I opened our AWS bill last month and genuinely thought there was an error. We had budgeted for compute. What showed up was compute plus a zoo of line items I never agreed to. Data transfer fees. Storage request charges. Snapshot costs for things nobody remembered creating. The bill was nearly double what the pricing calculator said it would be.
This wasn’t the first time. At the fintech startup we process a lot of financial data. At Dropbyke we were shuffling GPS pings across regions. Both times the same gut punch: the pricing page and the invoice are two completely different documents.
The pricing page is a fantasy
Every team I’ve worked with starts the same way. You go to the AWS calculator, punch in your instance types, maybe add an RDS box, and land on a number that feels reasonable. Then the invoice arrives and it’s stuffed with charges you never consciously chose.
That isn’t a bug. AWS isn’t one service. It’s hundreds of services, each with its own meter running.
Where the money actually goes
Data transfer. This one got us at the fintech startup. We were pulling market data, processing it, and pushing results to users. Egress charges per gigabyte. Cross-AZ traffic. NAT gateway fees. None of it obvious until the bill. A workload that looks cheap on compute can bleed money on transfer alone.
Storage that never stops billing. You pay for capacity, sure. But also for IOPS if you exceed baseline, for every snapshot that piles up because nobody set a retention policy, for every API call against S3. Cold storage looks cheap until you actually need to retrieve something. Then the retrieval fees hit.

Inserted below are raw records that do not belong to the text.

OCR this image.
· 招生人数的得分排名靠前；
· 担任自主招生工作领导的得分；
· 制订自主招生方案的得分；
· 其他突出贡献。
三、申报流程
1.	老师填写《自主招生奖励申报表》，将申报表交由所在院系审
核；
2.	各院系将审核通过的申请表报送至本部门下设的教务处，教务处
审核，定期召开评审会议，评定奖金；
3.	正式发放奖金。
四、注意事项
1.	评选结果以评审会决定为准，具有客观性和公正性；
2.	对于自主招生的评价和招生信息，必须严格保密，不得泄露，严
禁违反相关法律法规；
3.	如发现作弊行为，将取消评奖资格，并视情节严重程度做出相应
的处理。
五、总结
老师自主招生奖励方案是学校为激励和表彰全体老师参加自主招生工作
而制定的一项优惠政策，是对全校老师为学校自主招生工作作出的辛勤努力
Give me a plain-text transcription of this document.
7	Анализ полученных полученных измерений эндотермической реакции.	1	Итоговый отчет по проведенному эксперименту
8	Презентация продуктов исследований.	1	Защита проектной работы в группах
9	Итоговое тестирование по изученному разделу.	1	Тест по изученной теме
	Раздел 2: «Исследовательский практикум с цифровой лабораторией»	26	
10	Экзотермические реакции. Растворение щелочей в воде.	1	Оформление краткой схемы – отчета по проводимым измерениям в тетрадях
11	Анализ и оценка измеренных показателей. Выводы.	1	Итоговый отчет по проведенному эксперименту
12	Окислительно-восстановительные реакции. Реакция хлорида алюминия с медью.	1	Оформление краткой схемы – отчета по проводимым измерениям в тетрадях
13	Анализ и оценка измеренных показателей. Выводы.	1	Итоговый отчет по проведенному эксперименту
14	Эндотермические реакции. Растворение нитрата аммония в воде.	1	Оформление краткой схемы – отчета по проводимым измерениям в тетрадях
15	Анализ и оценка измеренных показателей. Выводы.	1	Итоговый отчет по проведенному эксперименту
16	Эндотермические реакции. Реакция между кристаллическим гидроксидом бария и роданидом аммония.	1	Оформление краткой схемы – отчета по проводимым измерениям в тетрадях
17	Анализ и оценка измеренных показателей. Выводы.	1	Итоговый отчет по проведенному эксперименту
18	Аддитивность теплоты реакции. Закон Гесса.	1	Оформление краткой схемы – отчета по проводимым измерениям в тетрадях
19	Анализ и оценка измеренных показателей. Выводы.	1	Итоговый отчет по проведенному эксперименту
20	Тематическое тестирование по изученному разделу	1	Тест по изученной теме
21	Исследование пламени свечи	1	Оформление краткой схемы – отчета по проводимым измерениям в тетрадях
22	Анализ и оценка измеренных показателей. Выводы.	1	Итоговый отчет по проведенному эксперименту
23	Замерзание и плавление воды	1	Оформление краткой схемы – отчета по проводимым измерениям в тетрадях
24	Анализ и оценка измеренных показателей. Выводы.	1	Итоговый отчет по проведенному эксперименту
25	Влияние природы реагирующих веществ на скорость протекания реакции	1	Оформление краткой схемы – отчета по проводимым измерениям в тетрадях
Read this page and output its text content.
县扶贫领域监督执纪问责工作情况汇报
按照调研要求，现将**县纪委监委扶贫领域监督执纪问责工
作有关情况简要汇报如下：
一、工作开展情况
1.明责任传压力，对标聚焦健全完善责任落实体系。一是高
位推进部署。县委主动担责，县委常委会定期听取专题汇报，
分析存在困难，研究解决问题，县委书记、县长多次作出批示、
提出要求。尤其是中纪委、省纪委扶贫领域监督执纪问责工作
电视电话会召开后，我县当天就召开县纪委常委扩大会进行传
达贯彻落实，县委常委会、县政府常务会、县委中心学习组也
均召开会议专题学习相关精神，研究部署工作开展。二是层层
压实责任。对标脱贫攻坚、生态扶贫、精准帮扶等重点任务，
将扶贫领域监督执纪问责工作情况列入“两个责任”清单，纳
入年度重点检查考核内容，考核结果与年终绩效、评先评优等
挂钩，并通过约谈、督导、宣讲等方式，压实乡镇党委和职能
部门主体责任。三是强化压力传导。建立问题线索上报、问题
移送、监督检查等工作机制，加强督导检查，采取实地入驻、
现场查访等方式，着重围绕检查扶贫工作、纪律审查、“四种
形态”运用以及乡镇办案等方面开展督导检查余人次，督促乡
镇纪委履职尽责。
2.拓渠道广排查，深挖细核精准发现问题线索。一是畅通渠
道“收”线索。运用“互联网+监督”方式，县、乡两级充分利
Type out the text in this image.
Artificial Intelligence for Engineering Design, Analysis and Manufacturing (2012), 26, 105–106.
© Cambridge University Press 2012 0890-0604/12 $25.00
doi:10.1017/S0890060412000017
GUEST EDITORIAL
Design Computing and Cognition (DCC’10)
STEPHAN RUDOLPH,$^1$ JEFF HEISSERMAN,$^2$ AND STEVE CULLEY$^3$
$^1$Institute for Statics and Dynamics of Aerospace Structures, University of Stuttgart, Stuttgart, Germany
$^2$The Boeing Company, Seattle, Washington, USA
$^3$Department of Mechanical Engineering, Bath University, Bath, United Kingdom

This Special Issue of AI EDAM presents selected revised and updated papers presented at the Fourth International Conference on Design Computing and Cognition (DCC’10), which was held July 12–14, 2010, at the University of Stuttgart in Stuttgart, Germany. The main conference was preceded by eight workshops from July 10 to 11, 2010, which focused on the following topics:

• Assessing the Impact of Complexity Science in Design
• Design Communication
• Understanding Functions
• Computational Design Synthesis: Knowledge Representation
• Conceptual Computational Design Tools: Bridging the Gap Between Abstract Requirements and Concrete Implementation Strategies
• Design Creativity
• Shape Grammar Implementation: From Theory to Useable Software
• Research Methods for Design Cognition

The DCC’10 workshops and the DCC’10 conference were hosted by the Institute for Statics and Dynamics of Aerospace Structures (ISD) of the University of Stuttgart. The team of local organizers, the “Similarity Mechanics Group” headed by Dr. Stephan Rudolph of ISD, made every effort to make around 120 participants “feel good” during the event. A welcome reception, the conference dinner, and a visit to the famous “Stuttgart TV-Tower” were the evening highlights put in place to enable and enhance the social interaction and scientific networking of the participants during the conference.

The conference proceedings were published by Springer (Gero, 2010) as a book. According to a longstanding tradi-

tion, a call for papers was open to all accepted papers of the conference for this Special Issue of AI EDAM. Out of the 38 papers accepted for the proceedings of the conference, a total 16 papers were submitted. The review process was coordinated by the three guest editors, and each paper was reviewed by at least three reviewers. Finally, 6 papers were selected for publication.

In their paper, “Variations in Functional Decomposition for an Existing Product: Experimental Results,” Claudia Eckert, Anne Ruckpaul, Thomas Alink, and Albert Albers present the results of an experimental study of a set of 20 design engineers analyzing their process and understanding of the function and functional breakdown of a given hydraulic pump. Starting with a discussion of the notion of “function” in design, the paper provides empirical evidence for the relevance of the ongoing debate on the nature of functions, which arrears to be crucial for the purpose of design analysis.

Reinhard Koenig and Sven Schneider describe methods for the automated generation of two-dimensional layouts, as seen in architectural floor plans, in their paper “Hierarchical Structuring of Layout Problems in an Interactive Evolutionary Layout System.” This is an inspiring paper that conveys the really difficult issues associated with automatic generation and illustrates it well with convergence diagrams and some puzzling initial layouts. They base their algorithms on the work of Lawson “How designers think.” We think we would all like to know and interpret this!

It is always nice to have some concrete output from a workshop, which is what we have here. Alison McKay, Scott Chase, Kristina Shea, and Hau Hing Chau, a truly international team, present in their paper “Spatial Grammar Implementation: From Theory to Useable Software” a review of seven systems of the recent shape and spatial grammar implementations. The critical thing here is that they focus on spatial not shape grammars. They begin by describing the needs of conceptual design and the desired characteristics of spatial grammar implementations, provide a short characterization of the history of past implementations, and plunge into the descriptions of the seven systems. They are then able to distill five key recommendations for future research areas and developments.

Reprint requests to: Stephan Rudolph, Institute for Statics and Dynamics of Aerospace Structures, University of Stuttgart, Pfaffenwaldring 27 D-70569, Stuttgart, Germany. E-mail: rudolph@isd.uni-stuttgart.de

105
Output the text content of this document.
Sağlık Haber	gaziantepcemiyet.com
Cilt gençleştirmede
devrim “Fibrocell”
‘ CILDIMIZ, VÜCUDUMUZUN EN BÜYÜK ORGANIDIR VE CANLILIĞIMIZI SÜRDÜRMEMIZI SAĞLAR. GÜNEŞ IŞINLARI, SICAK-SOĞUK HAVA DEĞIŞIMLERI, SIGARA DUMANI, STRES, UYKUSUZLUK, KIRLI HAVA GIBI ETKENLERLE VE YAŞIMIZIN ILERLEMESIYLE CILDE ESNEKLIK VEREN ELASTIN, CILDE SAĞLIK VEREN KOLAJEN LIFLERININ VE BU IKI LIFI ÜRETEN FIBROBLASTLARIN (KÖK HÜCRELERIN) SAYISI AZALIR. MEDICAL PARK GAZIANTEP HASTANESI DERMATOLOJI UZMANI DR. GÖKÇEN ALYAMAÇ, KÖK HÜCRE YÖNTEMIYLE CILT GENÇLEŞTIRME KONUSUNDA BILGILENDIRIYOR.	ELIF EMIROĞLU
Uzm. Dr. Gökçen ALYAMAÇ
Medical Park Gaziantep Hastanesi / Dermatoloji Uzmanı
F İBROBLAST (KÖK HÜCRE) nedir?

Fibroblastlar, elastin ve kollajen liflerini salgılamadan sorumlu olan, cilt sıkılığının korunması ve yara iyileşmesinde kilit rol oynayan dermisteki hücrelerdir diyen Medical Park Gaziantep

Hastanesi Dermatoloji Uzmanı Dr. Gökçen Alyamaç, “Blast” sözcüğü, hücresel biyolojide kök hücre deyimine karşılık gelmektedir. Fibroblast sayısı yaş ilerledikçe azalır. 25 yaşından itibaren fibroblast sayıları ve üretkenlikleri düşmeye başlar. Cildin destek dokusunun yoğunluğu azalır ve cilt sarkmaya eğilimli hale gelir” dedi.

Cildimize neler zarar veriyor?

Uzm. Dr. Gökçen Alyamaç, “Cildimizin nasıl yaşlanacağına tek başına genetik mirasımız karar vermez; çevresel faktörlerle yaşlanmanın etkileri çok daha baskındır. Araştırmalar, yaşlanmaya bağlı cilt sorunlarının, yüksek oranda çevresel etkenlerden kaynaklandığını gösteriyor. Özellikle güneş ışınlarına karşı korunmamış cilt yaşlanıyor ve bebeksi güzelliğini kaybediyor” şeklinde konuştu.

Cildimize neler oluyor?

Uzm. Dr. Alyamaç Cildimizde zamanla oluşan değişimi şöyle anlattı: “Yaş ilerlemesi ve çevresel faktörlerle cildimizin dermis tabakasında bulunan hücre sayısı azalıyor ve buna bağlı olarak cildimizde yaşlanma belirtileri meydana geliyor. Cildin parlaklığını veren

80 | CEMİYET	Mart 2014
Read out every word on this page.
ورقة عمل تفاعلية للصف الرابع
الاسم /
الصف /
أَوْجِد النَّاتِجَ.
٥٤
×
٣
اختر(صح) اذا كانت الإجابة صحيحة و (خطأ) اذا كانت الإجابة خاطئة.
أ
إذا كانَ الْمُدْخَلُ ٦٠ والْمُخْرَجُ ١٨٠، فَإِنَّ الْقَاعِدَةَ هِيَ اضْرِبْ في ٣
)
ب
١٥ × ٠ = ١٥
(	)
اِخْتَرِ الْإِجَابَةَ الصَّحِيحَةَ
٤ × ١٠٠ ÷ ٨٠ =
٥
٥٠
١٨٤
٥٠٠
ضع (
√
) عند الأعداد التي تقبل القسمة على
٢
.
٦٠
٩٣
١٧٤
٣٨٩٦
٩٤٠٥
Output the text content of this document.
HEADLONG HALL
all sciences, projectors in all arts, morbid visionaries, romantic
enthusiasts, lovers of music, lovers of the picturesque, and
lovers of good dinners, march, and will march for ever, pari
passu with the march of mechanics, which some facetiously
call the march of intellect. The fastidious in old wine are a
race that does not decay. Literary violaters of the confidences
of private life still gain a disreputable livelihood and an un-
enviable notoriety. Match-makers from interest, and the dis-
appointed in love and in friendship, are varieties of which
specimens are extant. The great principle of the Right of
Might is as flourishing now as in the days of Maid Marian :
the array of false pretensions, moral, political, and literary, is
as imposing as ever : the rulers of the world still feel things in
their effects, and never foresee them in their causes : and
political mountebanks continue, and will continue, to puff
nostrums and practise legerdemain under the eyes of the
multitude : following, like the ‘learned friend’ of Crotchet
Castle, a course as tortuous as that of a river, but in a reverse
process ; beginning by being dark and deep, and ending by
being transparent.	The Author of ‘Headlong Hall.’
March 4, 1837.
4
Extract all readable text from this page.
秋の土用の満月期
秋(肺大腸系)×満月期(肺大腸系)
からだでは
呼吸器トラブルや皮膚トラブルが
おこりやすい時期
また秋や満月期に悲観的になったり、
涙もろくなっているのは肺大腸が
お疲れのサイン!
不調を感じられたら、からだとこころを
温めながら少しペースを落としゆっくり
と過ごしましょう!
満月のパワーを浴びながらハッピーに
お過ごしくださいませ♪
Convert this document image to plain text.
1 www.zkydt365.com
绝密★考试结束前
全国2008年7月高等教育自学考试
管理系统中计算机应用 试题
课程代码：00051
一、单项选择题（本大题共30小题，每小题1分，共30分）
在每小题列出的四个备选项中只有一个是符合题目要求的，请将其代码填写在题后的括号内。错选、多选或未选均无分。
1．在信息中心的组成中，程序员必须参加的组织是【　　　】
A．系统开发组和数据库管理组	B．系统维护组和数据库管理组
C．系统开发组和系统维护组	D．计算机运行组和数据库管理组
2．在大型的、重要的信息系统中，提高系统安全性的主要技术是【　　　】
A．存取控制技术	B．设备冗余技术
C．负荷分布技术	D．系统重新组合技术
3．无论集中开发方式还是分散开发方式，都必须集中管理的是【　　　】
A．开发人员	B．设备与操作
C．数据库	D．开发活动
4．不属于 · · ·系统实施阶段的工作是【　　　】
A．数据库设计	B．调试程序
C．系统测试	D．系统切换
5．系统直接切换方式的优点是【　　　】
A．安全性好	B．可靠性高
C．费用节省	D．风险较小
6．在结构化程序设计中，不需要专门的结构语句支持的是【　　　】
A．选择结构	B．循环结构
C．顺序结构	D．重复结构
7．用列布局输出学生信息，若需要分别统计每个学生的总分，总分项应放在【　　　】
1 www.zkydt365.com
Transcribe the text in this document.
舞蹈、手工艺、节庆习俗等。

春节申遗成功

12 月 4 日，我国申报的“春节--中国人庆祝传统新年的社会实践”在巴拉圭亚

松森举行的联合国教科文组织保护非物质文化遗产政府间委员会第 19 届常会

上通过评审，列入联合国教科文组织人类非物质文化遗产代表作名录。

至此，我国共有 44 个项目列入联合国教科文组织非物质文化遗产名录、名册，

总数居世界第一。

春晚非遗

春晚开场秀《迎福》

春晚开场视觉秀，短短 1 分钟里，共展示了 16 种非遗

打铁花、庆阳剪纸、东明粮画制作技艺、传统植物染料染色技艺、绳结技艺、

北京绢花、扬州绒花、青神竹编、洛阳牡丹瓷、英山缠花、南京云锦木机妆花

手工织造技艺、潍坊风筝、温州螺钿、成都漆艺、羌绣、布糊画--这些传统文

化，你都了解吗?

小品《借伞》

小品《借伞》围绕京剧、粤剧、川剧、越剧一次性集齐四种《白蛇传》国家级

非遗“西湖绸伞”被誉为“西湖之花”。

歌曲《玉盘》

Zombie resources. Stopped instances still bill for their EBS volumes. Elastic IPs sitting unused. Load balancers running with nothing behind them. Serverless invocations that seem free individually but cost real money at scale. I’ve found forgotten dev environments running for months. Months.
Managed databases. RDS is convenient but expensive. Multi-AZ doubles your compute and storage cost. Backups cost money. Provisioned IOPS costs more money. ElastiCache bills per node hour whether your hit rate is 99% or 5%. DynamoDB charges for capacity units and storage separately.
Support and monitoring. AWS support is a percentage of your total bill. Your bill goes up, support goes up. CloudWatch charges for custom metrics, log ingestion, dashboards. Config rules cost per evaluation. Observability isn’t free. Not even close.
Tag everything or drown
Before you optimize anything, you need to know what costs what. The answer is tagging. Boring, tedious, absolutely essential.
Resources:
MyInstance:
Type: AWS::EC2::Instance
Properties:
Tags:
- Key: Environment
Value: production
- Key: Team
Value: platform
- Key: Service
Value: api
Tag every resource. Environment, team, service. No exceptions. If something isn’t tagged, you can’t attribute the cost, and if you can’t attribute it, nobody owns it. Unowned costs grow forever.
Set up weekly cost reviews. Not monthly. By the time a monthly review catches a spike, you have already burned four weeks of money. Set budget alerts. Use Cost Explorer daily. Make cost visible to the people creating the resources.
What actually saves money
Reserved instances for anything with a stable baseline. Don’t over-commit. One-year terms first. Only go multi-year when you’re dead certain the workload isn’t moving.
Spot instances for batch jobs, CI builds, anything that can handle interruption. We used these heavily for data processing at the fintech startup. Massive savings, but you have to design for the instance disappearing mid-job.
Right-sizing. This is the boring, never-ending work. Pull actual CPU and memory utilization, compare to what you’re paying for, downsize. Most instances are over-provisioned because someone picked a size “just in case” and never looked again.
Cleanup. Delete unused snapshots. Remove unattached volumes. Kill forgotten dev environments. Set lifecycle policies on S3. This isn’t glamorous work. It saves real money.
Architecture decisions. Keep compute and data in the same region. Use CloudFront for static content. Prefer VPC endpoints over NAT gateways when possible. These choices compound.
Make cost someone’s problem
The single biggest thing you can do is make cost visible and owned. A shared dashboard where every team sees their spend. A monthly review where you discuss it like you discuss uptime. Cost as a non-functional requirement, right next to latency and availability.
Nobody optimizes what nobody sees. Make it visible. Make it owned. That’s the whole trick.